## Coprimality in Lowest Common Multiple

Suppose that we select arbitrarily a number of, say, $n$ integers, denoted by $a_1, \ldots, a_n$. If we obtain their lowest common multiple (LCM), and label it as $M := \mathrm{lcm}(a_1,\ldots,a_n)$, then take for each of the initial $n$ integers the corresponding number $k_i$ ($i = 1, \ldots, n$) such that multiplying by that number gives us the LCM, i.e. $k_i a_i = M$ for each $i$, an intriguing pattern starts to emerge: all the numbers $k_i$ are coprime, i.e. $\gcd(k_1,\ldots,k_n)=1$.

The following is an example code snippet that illustrates this phenomenon. This snippet generates a list of $n$ random integers between $0$ and $K$, obtains their LCM, extract the factor $k_i$ for each of $a_i$, where $i = 1, \ldots, n$, from the LCM and calculate the greatest common divisor (GCD) of the $k_i$'s.

Repeatedly running this code generates a *different* group of $n$ integers, but notice that the GCD obtained in the end is always 1.

The definitions of `lcm_euclidean_general`

and `gcd_euclidean_general`

in the snippet can be found in this note.

`from random import randint`

n, K = 4, 2000 # feel free to change the parameters here

test = [randint(0, K) for i in range(n)]

lcm = lcm_euclidean_general(*test)

smallest_k = tuple(map(lambda x: lcm // x, test))

print(gcd_euclidean_general(*smallest_k)) # 1

## Why though?

To those who are familiar with the topic of coprime integers, this phenomenon should not come as a surprise. Nevertheless, a brief explanation of this fact will be presented here.

If we assume that the numbers $k_i$, where $i = 1,\ldots,n$ are not coprime, or equivalently $\gcd(k_1,\ldots,k_n) > 1$, and we call the GCD to be $G$, then we can write $k_i=Gb_i$ where $b_i$ is an integer and $G>1$. It follows that $M=Gb_ia_i$ for each $i$.

However, this also means that we can **divide each of them throughout by $G$** and obtain $\frac{M}{G}=b_ia_i$ for each $i$. Note that $\frac{M}{G} < M$ because $M > 0$ and $G > 1$, and is a constant integer because $G$ is also a common factor of $M$. Note as well that since each $b_i$ is an integer, this means that $\frac{M}{G}$ is a *common multiple* of the $a_i$'s that is *smaller* than the *lowest* common multiple $M$? This does not make sense, right? This is where we reach a (logical) contradiction for which the only way to resolve this is to conclude that the GCD $G$ cannot be greater than 1 all along, thus the $k_i$'s from the start must be coprime!

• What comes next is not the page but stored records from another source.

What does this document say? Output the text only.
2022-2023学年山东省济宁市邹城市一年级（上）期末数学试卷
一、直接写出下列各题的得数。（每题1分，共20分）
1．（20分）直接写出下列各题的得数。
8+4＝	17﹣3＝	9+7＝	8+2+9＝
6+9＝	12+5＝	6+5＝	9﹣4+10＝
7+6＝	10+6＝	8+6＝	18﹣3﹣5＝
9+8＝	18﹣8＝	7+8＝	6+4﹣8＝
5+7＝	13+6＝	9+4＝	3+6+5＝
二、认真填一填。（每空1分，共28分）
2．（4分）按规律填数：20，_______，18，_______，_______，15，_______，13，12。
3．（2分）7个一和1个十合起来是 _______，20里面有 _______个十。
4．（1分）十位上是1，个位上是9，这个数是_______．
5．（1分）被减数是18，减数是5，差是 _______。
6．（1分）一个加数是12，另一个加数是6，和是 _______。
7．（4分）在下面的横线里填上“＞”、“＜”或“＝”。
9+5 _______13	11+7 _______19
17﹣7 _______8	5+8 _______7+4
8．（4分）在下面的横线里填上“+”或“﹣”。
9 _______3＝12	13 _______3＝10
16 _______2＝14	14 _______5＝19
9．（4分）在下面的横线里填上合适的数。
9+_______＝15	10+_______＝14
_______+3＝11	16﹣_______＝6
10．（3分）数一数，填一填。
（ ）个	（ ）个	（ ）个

We have thus demonstrated the technique of proof by contradiction to confirm the validity of this fact.

That's all for this post. Hopefully this fact sounds cool enough to you and prompts you to learn more about factors and multiples of integers, or even elementary number theory in general, so that it is not a waste of time for you to read this article.